Briefly, the main aim of the reforms is to freeze wages while changing the whole price structure.

It is anticipated that real incomes will fall by 20 percent, industrial output by 5 percent, and the gross national product by 2 to 3 percent. At the same time, prices will go up by 50 percent this month. The price increases will fall sharply to only a 5 percent increase by April. For the whole year, prices will not go up by more than 95 percent.

The reforms will cause widespread bankruptcies, which will lead to an anticipated unemployment of between 400,000 and 900,000 people, in a country where unemployment has been nonexistent for four decades.

State subsidies of all kinds, which last year accounted for 31 percent of public spending, will be reduced by 14 percent and remain only for public transportation, housing, coal production, and food items like bread, milk, and cheese.

The Polish currency, the zloty, has gone through 12 devaluations since Sept. 12, when the Mazowiecki government took over, and has lost more than 80 percent of its value. The official rate is now very close to the unofficial one, and the government intends to keep it that way. It also wants to make the zloty convertible.

The reforms will continue this year with far-reaching privatization of the economy, a new banking system, and the organization of a stock exchange.

The drastic reforms were pushed through parliament in frantic, last-minute action before the new year, despite the fact that many deputies expressed concern for the effects of the reforms on the old, the sick, and the poor.

About 20 percent of the 38 million Poles can expect a lower standard of living during a transition period due to the reforms.

``But we shouldn't be afraid of unemployment,'' underlined Labor Minister Jacek Kuron in a television speech before Christmas. He outlined the support that the unemployed will receive, while stressing that, ``in this country, there is work for everyone.''

The passing of the economic reforms was accompanied by similar groundbreaking votes on changes in the Communist Constitution that dates from right after the end of World War II.

With the help of the Communist deputies, the Polish parliament voted almost unanimously to change the country's name from the People's Republic of Poland to the Republic of Poland. They did away with the leading role of the Communist Party, scrapped the article stating that Poland was a socialist state with a socialist economy, and, finally, voted to restore the crown to the national emblem of a white eagle on a red background, which had been removed by the Communists after the war.

The triumph was complete, and with great emotion the deputies sang the national anthem and the old Christmas carol ``God is Born.''

The singing was symbolic of the pride that Poland feels as it enters the 1990s at the head of the democratic and economic reforms in Eastern Europe.

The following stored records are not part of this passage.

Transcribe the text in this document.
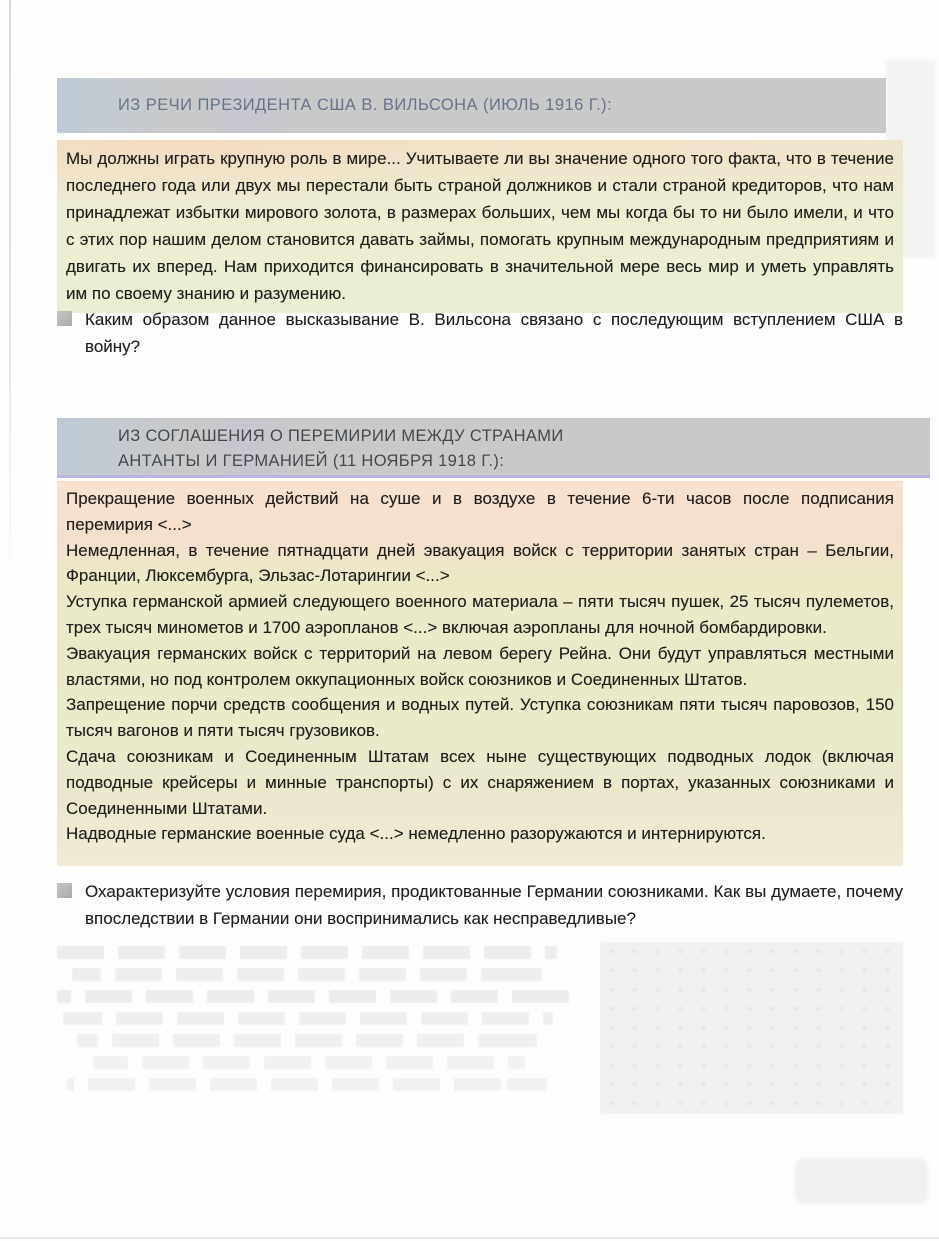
ИЗ РЕЧИ ПРЕЗИДЕНТА США В. ВИЛЬСОНА (ИЮЛЬ 1916 Г.):

Мы должны играть крупную роль в мире... Учитываете ли вы значение одного того факта, что в течение последнего года или двух мы перестали быть страной должников и стали страной кредиторов, что нам принадлежат избытки мирового золота, в размерах больших, чем мы когда бы то ни было имели, и что с этих пор нашим делом становится давать займы, помогать крупным международным предприятиям и двигать их вперед. Нам приходится финансировать в значительной мере весь мир и уметь управлять им по своему знанию и разумению.

Каким образом данное высказывание В. Вильсона связано с последующим вступлением США в войну?
ИЗ СОГЛАШЕНИЯ О ПЕРЕМИРИИ МЕЖДУ СТРАНАМИ
АНТАНТЫ И ГЕРМАНИЕЙ (11 НОЯБРЯ 1918 Г.):

Прекращение военных действий на суше и в воздухе в течение 6-ти часов после подписания перемирия <...>

Немедленная, в течение пятнадцати дней эвакуация войск с территории занятых стран – Бельгии, Франции, Люксембурга, Эльзас-Лотарингии <...>

Уступка германской армией следующего военного материала – пяти тысяч пушек, 25 тысяч пулеметов, трех тысяч минометов и 1700 аэропланов <...> включая аэропланы для ночной бомбардировки.

Эвакуация германских войск с территорий на левом берегу Рейна. Они будут управляться местными властями, но под контролем оккупационных войск союзников и Соединенных Штатов.

Запрещение порчи средств сообщения и водных путей. Уступка союзникам пяти тысяч паровозов, 150 тысяч вагонов и пяти тысяч грузовиков.

Сдача союзникам и Соединенным Штатам всех ныне существующих подводных лодок (включая подводные крейсеры и минные транспорты) с их снаряжением в портах, указанных союзниками и Соединенными Штатами.

Надводные германские военные суда <...> немедленно разоружаются и интернируются.

Охарактеризуйте условия перемирия, продиктованные Германии союзниками. Как вы думаете, почему впоследствии в Германии они воспринимались как несправедливые?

Poles feel that it was they who started it all, and although others think that Poland will soon be surpassed by the political reforms in the other East European countries, they vigorously defend Poland's leading role in the East European reform movement.

But Poland's situation is very difficult. The economy is close to collapse, and the success of the economic reforms depends largely on the extent of Western economic aid, which could amount to almost $4 billion, plus a generous rescheduling of the nation's $39 billion foreign debt.

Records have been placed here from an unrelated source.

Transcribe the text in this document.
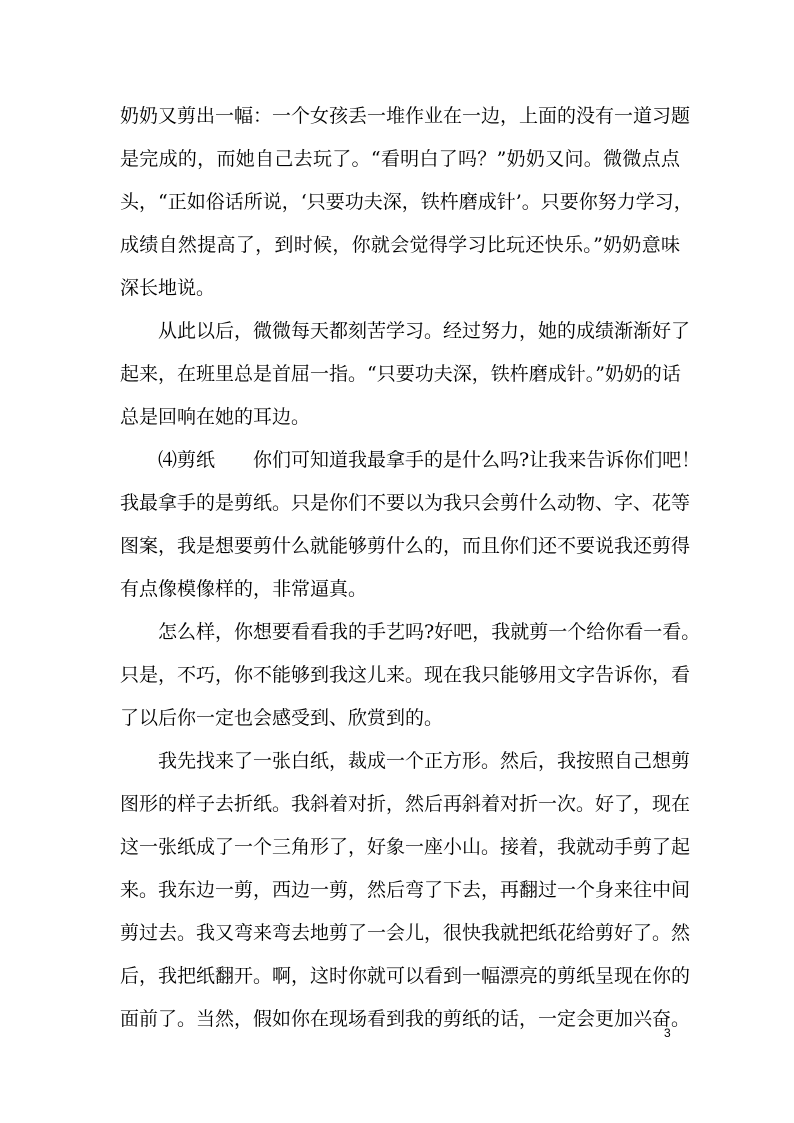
奶奶又剪出一幅：一个女孩丢一堆作业在一边，上面的没有一道习题
是完成的，而她自己去玩了。“看明白了吗？”奶奶又问。微微点点
头，“正如俗话所说，‘只要功夫深，铁杵磨成针’。只要你努力学习，
成绩自然提高了，到时候，你就会觉得学习比玩还快乐。”奶奶意味
深长地说。
从此以后，微微每天都刻苦学习。经过努力，她的成绩渐渐好了
起来，在班里总是首屈一指。“只要功夫深，铁杵磨成针。”奶奶的话
总是回响在她的耳边。
⑷剪纸　　你们可知道我最拿手的是什么吗?让我来告诉你们吧！
我最拿手的是剪纸。只是你们不要以为我只会剪什么动物、字、花等
图案，我是想要剪什么就能够剪什么的，而且你们还不要说我还剪得
有点像模像样的，非常逼真。
怎么样，你想要看看我的手艺吗?好吧，我就剪一个给你看一看。
只是，不巧，你不能够到我这儿来。现在我只能够用文字告诉你，看
了以后你一定也会感受到、欣赏到的。
我先找来了一张白纸，裁成一个正方形。然后，我按照自己想剪
图形的样子去折纸。我斜着对折，然后再斜着对折一次。好了，现在
这一张纸成了一个三角形了，好象一座小山。接着，我就动手剪了起
来。我东边一剪，西边一剪，然后弯了下去，再翻过一个身来往中间
剪过去。我又弯来弯去地剪了一会儿，很快我就把纸花给剪好了。然
后，我把纸翻开。啊，这时你就可以看到一幅漂亮的剪纸呈现在你的
面前了。当然，假如你在现场看到我的剪纸的话，一定会更加兴奋。
3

The political honeymoon continues for the Mazowiecki government, but the question is for how much longer? So far, the Poles have shown great patience, but analysts say the people will need to see concrete and positive results if they are to endure still harsher sacrifices. Failure of the economic shock treatment now under way could mean the collapse of the Mazowiecki government and the present broad political coalition. What will follow, nobody knows. But there is still a little time, and Poland is not over the brink, yet.